In Tirolo d’estate si viaggia tutti insieme: nonni, figli e nipoti
Milano, 19 apr. (askanews) – Le vacanze multigenerazionali, con nonni, genitori e figli in viaggio insieme, stanno diventando una formula sempre più presente anche nell’offerta del Tirolo austriaco. Una proposta che prova a intercettare una domanda familiare più ampia di quella tradizionale, costruendo soggiorni in cui possano convivere accessibilità, tempi diversi e attività condivise tra generazioni.

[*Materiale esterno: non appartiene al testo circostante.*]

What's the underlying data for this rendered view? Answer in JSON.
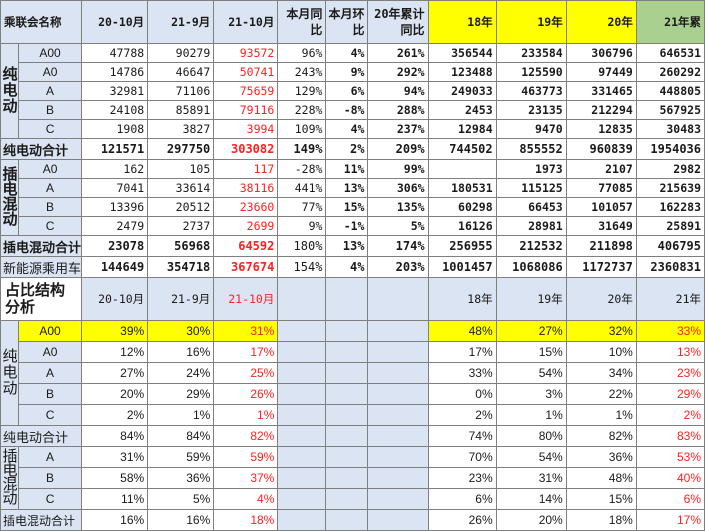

In questa chiave, il territorio punta su collegamenti brevi, servizi diffusi e attività che possano essere condivise senza richiedere una preparazione atletica particolare. Una parte importante dell’organizzazione ruota attorno alle cosiddette carte estive, che in molte località comprendono l’uso dei trasporti pubblici locali, degli impianti di risalita e l’accesso a piscine, musei o altre strutture ricreative. E proprio il sistema degli impianti di risalita è uno degli strumenti su cui si basa questa impostazione. Consente di raggiungere in quota aree panoramiche, sentieri semplici e spazi attrezzati riducendo il dislivello da affrontare a piedi: il Serlespark nella valle dello Stubai, lo Zirbenpark Hochzeiger nella valle Pitztal, il Parco Avventura Hog a Serfaus-Fiss-Ladis, la Buchensteinwand nel Pillerseetal e la Nordkette a Innsbruck. A questi si aggiungono percorsi come il sentiero panoramico Brandstadl-Hartkaiser e i tracciati sullo Spieljoch a Hochfugen.
Accanto alla montagna, il Tirolo propone attività nella natura che non richiedono escursioni impegnative, come i sentieri tematici, il “NaturKraftWeg Umbalfalle” nell’Osttirol e il “Moor and More Rocky Trail” sul Wilder Kaiser, oltre a gole e orridi frequentati soprattutto in estate, come la Kaiserklamm a Brandenberg, la Geisterklamm di Leutasch e la Zammer Lochputz. Ci sono poi i percorsi ciclabili di fondovalle, tra cui la pista dell’Inn, percorribile anche in e-bike e collegata ai mezzi pubblici per il rientro. Una parte dell’offerta estiva ruota attorno all’acqua, con piscine, impianti all’aperto e laghi balneabili dotati di aree per il nuoto, noleggio di barche e spazi per bambini, a cui si affiancano attività legate agli animali, come visite a fattorie, pascoli alpini e altre strutture che permettono un contatto diretto con la fauna locale.
Anche la dimensione culturale ha un ruolo centrale: il Castello di Ambras a Innsbruck con la Camera delle Arti e delle Curiosità, Hall in Tirol con la Zecca, Rattenberg con la lavorazione del vetro, i Mondi di Cristallo Swarovski a Wattens e il Museo delle Fattorie Tirolesi, che affianca alla visita anche postazioni interattive. Sul fronte dell’ospitalità, l’attenzione si concentra su strutture di livello elevato con camere separate e spazi comuni pensati per garantire comfort, funzionalità e spazi adeguati anche ai nuclei familiari più ampi: Hotel per famiglie, appartamenti, chalet e fattorie dall’Osttirol al Pillerseetal, dalla valle Pitztal a Nauders, dal lago Achensee a Thiersee, che puntano su ambienti curati, servizi dedicati e soluzioni abitative capaci di tenere insieme privacy e vita comune.